= Polsby–Popper test =

Mathematical compactness measure of a shape

The Polsby–Popper test is a mathematical compactness measure of a shape developed to quantify the degree of gerrymandering of political districts. The method was developed by lawyers Daniel D. Polsby and Robert Popper, though it had earlier been introduced in the field of paleontology by E.P. Cox. The method was chosen by Arizona's redistricting commission in 2000.

==Definition==

The formula for calculating a district's Polsby–Popper score is $PP(D) = \frac {4\pi A(D)} {P(D)^2}$, where $D$ is the district, $P(D)$ is the perimeter of the district, and $A(D)$ is the area of the district.

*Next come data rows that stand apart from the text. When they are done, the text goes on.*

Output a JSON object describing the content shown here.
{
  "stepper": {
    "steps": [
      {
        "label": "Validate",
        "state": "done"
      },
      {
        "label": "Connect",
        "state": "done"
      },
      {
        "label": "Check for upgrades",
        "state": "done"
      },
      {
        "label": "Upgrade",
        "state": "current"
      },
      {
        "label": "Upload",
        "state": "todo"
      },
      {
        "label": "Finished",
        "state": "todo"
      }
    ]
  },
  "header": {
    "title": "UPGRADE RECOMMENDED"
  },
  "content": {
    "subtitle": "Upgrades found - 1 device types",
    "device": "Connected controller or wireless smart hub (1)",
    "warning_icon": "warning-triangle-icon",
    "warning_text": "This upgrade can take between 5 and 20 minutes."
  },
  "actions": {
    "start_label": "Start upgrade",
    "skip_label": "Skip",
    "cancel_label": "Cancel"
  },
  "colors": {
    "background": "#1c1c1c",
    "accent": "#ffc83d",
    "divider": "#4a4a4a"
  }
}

A district's Polsby–Popper score will always fall within the interval of $[0,1]$, with a score of $0$ indicating complete lack of compactness and a score of $1$ indicating maximal compactness. Only a perfectly round district will reach a Polsby–Popper score of 1.

Compared to other measures that use dispersion to measure gerrymandering, the Polsby–Popper test is very sensitive to both physical geography (for instance, convoluted coastal borders) and map resolution.

==Contradiction to other measures==

Fairness criteria for gerrymandering can stand in contradiction to each other. For example, in some cases to sufficiently fulfill the One man, one vote criterion and low efficiency gap would result in low Polsby–Popper compactness.